Rotation around the spine’s vertical axis is most prominent in the cervical spine. However, the thoracic spine contributes significantly to trunk rotation, allowing for approximately 33° of rotational movement.

5.1. Diagnostics

Clinical evaluation of the thoracic spine is essential in diagnosing spinal abnormalities. This includes taking a detailed medical history, performing a visual inspection, and palpating the spinous processes and surrounding musculature to detect any irregularities or tenderness. X-ray imaging, particularly in frontal and lateral views, is crucial for assessing the spine. Additional diagnostic tools such as CT and MRI provide more detailed images of the spine, while skeletal scintigraphy is used to detect bone metastases, which frequently affect the thoracic vertebrae.

5.1.1. Simple orthopaedic examination

A basic orthopedic assessment of the thoracic spine starts with inspection, focusing on the shape, alignment, and position of the spinous processes. Palpation of the spinous processes and the entire spine follows, assessing for abnormalities or tenderness.
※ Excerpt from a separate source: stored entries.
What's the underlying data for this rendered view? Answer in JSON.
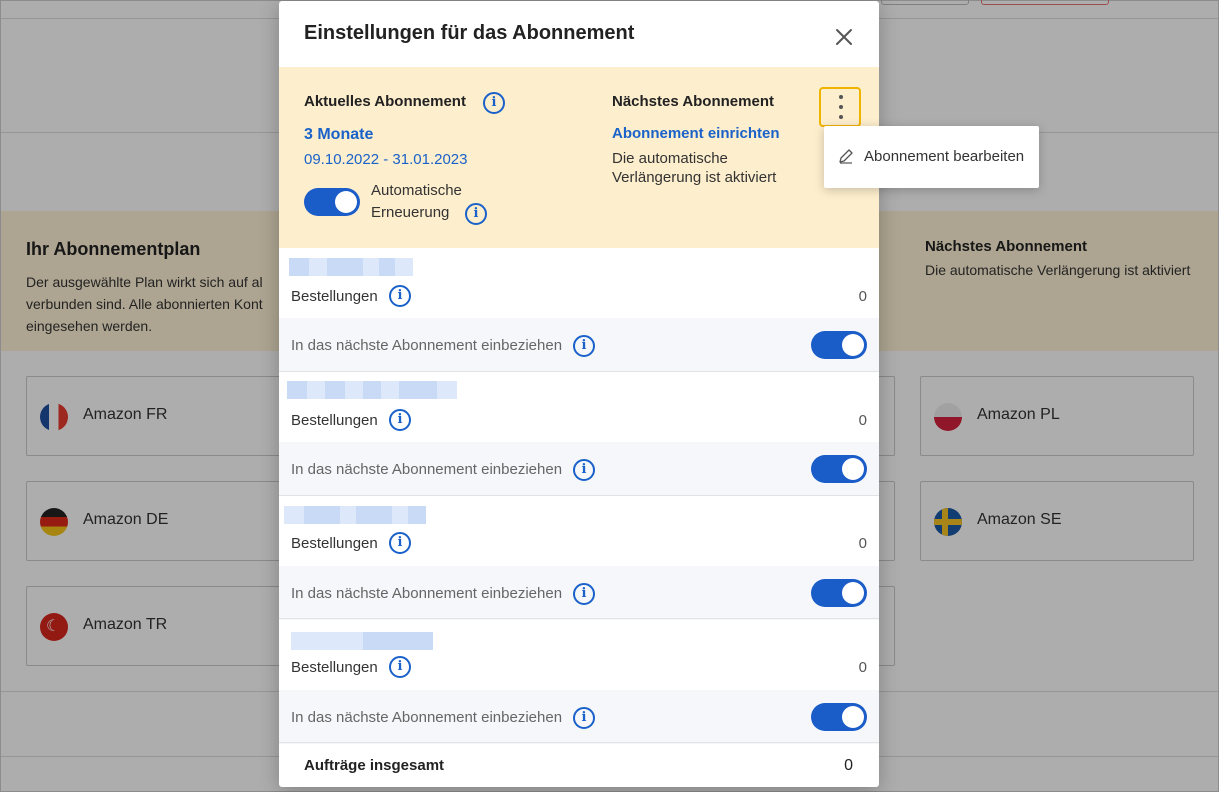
{
  "background": {
    "plan_title": "Ihr Abonnementplan",
    "plan_text_lines": [
      "Der ausgewählte Plan wirkt sich auf al",
      "verbunden sind. Alle abonnierten Kont",
      "eingesehen werden."
    ],
    "next_title": "Nächstes Abonnement",
    "next_text": "Die automatische Verlängerung ist aktiviert",
    "marketplaces": [
      {
        "label": "Amazon FR",
        "flag": "france-flag-icon"
      },
      {
        "label": "Amazon DE",
        "flag": "germany-flag-icon"
      },
      {
        "label": "Amazon TR",
        "flag": "turkey-flag-icon"
      },
      {
        "label": "Amazon PL",
        "flag": "poland-flag-icon"
      },
      {
        "label": "Amazon SE",
        "flag": "sweden-flag-icon"
      }
    ]
  },
  "modal": {
    "title": "Einstellungen für das Abonnement",
    "close_icon": "close-icon",
    "current": {
      "title": "Aktuelles Abonnement",
      "plan": "3 Monate",
      "period": "09.10.2022 - 31.01.2023",
      "auto_renew_line1": "Automatische",
      "auto_renew_line2": "Erneuerung",
      "auto_renew_on": true
    },
    "next": {
      "title": "Nächstes Abonnement",
      "link": "Abonnement einrichten",
      "status_line1": "Die automatische",
      "status_line2": "Verlängerung ist aktiviert"
    },
    "accounts": [
      {
        "orders_label": "Bestellungen",
        "orders_value": "0",
        "include_label": "In das nächste Abonnement einbeziehen",
        "include_on": true
      },
      {
        "orders_label": "Bestellungen",
        "orders_value": "0",
        "include_label": "In das nächste Abonnement einbeziehen",
        "include_on": true
      },
      {
        "orders_label": "Bestellungen",
        "orders_value": "0",
        "include_label": "In das nächste Abonnement einbeziehen",
        "include_on": true
      },
      {
        "orders_label": "Bestellungen",
        "orders_value": "0",
        "include_label": "In das nächste Abonnement einbeziehen",
        "include_on": true
      }
    ],
    "total_label": "Aufträge insgesamt",
    "total_value": "0"
  },
  "menu": {
    "items": [
      {
        "label": "Abonnement bearbeiten",
        "icon": "pencil-icon"
      }
    ]
  },
  "colors": {
    "accent_blue": "#1a62c9",
    "toggle_on": "#1a5cc8",
    "panel_bg": "#fdeecd",
    "kebab_focus": "#f0b400"
  }
}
The range of motion is evaluated using specific tests:

• Flexion and Extension: Assessed with the Ott sign, Schober sign, and finger-to-floor distance.
• Lateral Flexion: Measured using the finger-to-knee distance.
• Rotation: Evaluated by having the patient sit on a swivel chair and rotate their torso to the left and right, allowing the examiner to estimate the rotational angles.

The number of thoracic vertebrae, and consequently the number of ribs, varies widely among animal species and even within breeds. For example:

• Carnivores: Typically have 12 to 14 thoracic vertebrae.
• Pigs: Have 13 to 16 thoracic vertebrae.
• Sheep and Goats: Usually have 13 thoracic vertebrae.
• Cattle: Commonly have 13 thoracic vertebrae.
• Horses: Have 18 thoracic vertebrae.

These variations influence the thoracic structure and function across different species.